MEMS, or microelectromechanical systems, are complex systems, usually fabricated in silicon, that can act as sensors or actuators and interface to electronic systems and have done much to improve test, measurement, safety and latterly the functionality of mobile devices.
Vigna has been driving ST's MEMS strategy for a number of years and helped take ST's MEMS-related sales revenue above $1 billion in 2012 and clear market leader an $11 billion market, according to market research firm Yole Developpement. ST increased its MEMS sales by 10 percent in 2012 in line with the total MEMS market's expansion and while the overall market for chips fell by about 2 percent, As a result ST grabbed a lead of about $150 million over its nearest rival Bosch. ST’s share in the MEMS mobile and handset market increased to 48 percent in 2012, more than twice that of its closest competitor (18 percent), according to research firm IHS.
"Vigna’s insight and drive remain critical to the MEMS revolution; he exemplifies the leadership qualities needed to move the industry forward," said Heinz Kundert, president of the European division of industry organization SEMI.

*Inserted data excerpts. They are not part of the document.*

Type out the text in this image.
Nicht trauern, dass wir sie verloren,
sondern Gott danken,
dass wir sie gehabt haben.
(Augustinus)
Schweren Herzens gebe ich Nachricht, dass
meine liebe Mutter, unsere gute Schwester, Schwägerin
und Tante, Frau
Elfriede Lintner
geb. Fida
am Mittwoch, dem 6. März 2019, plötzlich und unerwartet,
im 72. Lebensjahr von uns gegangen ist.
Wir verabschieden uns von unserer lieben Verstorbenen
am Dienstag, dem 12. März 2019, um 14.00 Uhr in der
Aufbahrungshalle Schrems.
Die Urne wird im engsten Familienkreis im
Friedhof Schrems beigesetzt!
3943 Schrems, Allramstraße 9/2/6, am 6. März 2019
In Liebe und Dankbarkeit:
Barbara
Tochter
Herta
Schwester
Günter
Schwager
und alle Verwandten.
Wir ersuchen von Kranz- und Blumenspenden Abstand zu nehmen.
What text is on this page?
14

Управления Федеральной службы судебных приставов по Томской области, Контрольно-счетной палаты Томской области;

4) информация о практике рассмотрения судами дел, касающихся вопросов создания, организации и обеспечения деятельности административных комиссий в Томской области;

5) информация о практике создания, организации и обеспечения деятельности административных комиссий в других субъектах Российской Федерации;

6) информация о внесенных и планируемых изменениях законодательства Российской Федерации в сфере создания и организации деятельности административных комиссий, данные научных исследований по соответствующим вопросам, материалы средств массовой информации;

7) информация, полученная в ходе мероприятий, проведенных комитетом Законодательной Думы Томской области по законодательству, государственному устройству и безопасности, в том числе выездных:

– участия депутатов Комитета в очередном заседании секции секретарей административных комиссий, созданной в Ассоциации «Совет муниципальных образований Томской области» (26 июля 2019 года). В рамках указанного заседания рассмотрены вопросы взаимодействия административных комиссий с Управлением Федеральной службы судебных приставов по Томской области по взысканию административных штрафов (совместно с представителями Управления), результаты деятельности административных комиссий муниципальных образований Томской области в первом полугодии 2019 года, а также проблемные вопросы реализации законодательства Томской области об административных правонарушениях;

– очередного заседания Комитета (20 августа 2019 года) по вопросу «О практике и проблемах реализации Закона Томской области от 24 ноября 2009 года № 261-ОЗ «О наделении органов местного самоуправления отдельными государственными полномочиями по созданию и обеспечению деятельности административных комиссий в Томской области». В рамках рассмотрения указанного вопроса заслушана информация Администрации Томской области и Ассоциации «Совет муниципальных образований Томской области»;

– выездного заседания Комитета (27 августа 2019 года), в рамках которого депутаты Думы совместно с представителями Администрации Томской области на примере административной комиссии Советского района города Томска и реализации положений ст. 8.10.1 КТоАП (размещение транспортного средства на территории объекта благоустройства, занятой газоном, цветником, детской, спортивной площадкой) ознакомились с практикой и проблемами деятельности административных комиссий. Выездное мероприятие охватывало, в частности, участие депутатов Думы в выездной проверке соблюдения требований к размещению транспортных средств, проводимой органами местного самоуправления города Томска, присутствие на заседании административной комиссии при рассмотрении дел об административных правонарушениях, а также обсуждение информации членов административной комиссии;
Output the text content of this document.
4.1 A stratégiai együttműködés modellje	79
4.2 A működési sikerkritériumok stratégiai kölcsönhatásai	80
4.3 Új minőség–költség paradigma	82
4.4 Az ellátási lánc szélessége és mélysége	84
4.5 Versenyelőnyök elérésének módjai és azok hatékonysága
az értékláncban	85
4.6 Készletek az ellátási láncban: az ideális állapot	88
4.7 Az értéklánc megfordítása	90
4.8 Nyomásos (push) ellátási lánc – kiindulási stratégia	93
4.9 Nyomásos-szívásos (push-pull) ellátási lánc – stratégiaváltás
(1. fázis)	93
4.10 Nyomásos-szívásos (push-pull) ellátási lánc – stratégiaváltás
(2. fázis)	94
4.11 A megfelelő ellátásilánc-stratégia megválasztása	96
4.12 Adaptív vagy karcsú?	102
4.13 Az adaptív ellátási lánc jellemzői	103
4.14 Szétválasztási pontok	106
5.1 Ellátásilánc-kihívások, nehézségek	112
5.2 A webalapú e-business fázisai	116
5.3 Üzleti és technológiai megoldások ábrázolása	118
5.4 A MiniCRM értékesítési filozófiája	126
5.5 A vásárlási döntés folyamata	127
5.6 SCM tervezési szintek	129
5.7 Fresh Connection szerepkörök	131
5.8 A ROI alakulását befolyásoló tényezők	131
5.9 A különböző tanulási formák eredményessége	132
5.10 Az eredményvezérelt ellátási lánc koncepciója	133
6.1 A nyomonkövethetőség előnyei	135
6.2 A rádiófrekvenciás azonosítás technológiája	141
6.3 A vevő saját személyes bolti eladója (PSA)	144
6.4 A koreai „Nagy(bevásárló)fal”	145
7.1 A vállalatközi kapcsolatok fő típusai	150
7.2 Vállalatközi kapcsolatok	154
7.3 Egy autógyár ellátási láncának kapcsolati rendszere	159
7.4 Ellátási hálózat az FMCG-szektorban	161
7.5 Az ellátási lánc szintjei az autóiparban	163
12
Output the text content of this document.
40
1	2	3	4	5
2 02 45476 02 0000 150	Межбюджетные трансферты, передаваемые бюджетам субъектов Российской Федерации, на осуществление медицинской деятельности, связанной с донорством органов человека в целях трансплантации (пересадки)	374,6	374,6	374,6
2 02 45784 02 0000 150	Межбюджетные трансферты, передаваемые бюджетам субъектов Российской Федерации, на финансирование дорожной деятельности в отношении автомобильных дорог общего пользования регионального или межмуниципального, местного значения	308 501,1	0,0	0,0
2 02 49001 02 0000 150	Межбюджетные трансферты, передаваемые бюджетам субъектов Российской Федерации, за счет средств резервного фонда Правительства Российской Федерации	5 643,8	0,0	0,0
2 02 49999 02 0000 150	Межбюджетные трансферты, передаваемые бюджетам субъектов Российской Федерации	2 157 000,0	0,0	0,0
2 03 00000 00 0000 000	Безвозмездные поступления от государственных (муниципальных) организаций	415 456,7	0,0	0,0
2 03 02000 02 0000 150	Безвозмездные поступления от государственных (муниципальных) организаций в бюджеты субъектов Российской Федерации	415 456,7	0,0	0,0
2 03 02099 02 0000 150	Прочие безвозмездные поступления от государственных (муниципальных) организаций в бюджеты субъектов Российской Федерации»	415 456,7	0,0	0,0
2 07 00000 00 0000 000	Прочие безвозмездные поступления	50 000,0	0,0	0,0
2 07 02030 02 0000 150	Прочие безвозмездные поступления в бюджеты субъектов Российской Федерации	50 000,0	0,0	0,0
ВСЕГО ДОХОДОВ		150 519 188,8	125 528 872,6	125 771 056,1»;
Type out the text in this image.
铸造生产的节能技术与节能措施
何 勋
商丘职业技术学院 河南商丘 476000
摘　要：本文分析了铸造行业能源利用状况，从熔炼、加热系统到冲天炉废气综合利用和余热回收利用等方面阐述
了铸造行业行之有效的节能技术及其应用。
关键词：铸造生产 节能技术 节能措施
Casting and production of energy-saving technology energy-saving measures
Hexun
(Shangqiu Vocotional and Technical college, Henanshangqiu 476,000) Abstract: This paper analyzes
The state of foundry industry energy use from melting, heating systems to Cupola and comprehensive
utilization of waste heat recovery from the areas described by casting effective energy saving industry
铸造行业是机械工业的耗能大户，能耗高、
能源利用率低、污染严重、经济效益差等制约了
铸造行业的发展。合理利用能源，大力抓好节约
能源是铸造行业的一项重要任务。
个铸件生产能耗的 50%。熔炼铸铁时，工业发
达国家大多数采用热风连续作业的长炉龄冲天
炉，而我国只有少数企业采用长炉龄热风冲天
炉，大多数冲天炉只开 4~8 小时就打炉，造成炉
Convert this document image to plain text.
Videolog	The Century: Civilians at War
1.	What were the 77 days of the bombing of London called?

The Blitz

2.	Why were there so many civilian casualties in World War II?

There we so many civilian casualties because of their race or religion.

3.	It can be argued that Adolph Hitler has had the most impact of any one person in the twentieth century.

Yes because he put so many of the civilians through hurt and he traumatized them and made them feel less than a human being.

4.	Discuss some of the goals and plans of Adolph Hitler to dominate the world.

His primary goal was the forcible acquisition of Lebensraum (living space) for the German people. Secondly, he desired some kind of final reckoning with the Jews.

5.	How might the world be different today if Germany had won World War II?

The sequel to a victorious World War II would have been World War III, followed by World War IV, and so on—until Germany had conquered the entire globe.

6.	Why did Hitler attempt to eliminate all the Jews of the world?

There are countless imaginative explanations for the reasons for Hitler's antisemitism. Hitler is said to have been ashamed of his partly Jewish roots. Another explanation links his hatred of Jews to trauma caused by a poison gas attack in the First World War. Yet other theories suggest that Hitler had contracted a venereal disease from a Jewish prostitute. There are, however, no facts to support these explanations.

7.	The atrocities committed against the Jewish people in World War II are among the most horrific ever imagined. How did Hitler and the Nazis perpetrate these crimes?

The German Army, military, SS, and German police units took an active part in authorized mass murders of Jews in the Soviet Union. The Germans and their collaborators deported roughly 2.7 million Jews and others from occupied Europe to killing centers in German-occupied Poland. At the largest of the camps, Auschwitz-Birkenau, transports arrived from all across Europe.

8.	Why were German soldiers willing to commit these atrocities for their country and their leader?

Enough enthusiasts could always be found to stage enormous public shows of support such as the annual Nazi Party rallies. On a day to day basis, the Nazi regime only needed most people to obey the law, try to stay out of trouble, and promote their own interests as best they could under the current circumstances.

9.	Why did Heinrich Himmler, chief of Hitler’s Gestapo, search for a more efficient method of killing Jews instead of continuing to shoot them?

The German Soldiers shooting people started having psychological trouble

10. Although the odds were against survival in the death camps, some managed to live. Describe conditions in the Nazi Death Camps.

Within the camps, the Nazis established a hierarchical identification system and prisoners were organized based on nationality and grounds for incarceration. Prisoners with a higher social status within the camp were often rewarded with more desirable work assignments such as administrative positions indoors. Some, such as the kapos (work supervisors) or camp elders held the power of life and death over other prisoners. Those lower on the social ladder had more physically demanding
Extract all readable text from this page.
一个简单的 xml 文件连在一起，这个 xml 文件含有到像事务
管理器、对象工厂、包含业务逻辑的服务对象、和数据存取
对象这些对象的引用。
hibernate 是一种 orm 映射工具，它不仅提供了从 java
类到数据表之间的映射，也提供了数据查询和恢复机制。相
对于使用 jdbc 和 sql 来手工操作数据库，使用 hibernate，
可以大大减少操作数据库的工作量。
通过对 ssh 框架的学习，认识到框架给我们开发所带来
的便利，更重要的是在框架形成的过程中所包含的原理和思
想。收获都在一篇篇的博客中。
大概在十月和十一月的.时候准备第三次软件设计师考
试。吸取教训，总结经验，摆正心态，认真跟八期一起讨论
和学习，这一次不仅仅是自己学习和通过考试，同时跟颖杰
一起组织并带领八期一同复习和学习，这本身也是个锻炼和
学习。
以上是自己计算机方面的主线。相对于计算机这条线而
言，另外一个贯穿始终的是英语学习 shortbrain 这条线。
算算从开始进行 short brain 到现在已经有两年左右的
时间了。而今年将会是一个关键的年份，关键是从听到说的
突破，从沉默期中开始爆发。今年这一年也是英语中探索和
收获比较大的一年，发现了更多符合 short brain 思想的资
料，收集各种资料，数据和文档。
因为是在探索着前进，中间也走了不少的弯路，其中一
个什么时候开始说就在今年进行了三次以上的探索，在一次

Vigna joined STMicroelectronics’ R&D Labs in 1995, and began the company's technical development efforts in MEMS. In 2001 he became director of the MEMS business unit working on accelerometers and gyroscopes as ST made a commitment to the MEMS market. And in 2007 Vigna's responsibilities were increased to include sensors, RF, analog, mixed-signal, interface and audio ICs.
Vigna has filed more than 170 patents on micromachining to date. The European SEMI Award was presented at the Semicon Europa exhibition Oct. 8, 2013 in Dresden, Germany.